1. Unexpected Operating Expenses
Leases often require a tenant to pay its pro rata share of "operating expenses." Such clauses are often drafted broadly to include all costs of owning and operating the property and may obligate a tenant to pay a share of significant cost items, such as environmental cleanup costs, insurance deductibles upon damage to the property, and the cost of capital expenditures to improve the property. Regardless of whether the tenant's pro rata share is a few percentage points or 50 percent or more, a tenant will not want to share in these costs.
2. Compliance With Law
Most leases require the tenant to comply with applicable law. Some are phrased in such a manner that they obligate the tenant to make improvements to the premises required by applicable law. More than one tenant has been shocked to discover that it is obligated to make expensive capital improvements, such as seismic upgrades or compliance with the Americans with Disabilities Act.

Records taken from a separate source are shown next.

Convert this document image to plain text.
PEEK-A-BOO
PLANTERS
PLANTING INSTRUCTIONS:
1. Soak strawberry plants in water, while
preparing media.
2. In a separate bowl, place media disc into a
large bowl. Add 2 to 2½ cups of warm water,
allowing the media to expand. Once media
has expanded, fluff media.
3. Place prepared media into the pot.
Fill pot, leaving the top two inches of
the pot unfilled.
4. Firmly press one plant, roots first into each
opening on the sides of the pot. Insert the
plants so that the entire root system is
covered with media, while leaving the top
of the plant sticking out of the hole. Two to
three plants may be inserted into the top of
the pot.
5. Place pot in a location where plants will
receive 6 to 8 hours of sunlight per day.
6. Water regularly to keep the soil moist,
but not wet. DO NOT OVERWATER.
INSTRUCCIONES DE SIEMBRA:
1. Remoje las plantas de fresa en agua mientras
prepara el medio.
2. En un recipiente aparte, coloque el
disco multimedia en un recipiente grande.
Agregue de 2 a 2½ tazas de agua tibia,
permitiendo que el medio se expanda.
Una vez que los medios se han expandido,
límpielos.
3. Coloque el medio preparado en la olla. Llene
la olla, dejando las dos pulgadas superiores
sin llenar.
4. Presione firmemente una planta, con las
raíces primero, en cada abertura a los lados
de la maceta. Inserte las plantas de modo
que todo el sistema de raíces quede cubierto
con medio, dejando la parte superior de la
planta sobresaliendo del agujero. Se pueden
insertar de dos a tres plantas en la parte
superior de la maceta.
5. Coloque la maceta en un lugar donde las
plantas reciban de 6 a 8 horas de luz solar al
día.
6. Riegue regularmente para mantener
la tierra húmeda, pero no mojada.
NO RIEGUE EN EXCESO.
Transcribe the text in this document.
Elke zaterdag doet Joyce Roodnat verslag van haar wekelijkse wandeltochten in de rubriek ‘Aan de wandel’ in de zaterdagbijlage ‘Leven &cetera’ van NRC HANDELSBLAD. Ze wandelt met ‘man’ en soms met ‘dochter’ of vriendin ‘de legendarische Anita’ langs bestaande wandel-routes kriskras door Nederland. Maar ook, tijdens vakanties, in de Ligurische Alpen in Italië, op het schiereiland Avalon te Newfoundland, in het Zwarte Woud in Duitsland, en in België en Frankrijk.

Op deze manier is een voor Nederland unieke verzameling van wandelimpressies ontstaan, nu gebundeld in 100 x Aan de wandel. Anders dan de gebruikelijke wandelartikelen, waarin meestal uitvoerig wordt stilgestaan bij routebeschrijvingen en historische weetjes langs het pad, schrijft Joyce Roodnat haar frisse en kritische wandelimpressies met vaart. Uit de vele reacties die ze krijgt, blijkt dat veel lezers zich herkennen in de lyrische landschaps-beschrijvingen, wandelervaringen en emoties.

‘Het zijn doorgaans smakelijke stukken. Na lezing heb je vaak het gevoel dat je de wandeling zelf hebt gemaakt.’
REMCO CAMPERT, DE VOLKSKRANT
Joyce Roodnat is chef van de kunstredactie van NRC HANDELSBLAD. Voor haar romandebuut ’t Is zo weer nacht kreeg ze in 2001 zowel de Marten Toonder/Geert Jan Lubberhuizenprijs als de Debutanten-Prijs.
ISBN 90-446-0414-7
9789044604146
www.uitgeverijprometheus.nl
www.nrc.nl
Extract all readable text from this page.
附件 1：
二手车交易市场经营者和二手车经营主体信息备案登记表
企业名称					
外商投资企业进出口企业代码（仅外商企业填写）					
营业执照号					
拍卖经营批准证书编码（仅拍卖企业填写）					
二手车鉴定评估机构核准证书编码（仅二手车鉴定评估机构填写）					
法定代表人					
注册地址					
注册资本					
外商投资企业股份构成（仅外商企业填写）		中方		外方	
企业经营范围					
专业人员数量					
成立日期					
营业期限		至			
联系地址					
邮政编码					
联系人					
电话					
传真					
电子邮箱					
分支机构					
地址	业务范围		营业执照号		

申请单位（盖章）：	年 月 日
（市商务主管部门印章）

3. Release of Landlord Upon Sale
Many landlords assume that upon sale of the property they are relieved of all obligations under the lease. This is not the case unless the lease expressly provides to that effect. If the provision is not included, the property is sold, and the buyer fails to perform an obligation required by the lease, such as to construct tenant improvements, the tenant will have recourse against the original landlord.
4. Condition of Premises Upon Surrender
Leases generally provide that the tenant must surrender the premises in good condition at the end of the lease term. Some leases provide that the premises must be restored to original condition. Such a clause requires the tenant to remove all improvements that were made by or for the tenant and return the premises to its original condition. This could be an extremely expensive endeavor.
5. Waiver of Subrogation
Every lease should include a mutual waiver of subrogation rights with respect to the insurers. If an appropriate waiver is not included, the insurer of the building, upon paying the landlord for the value of the damage suffered in a fire, is "subrogated" to the landlord's rights and may assert any claim that the landlord may have arising from the fire. If the fire was caused by the tenant's negligence, the insurer can sue the tenant to recover all that it paid to the landlord. Conversely, if an insurer of the tenant's personal property pays for a loss when the loss was caused by the landlord's negligence, the insurer may recover from the landlord the amounts that it paid to the tenant.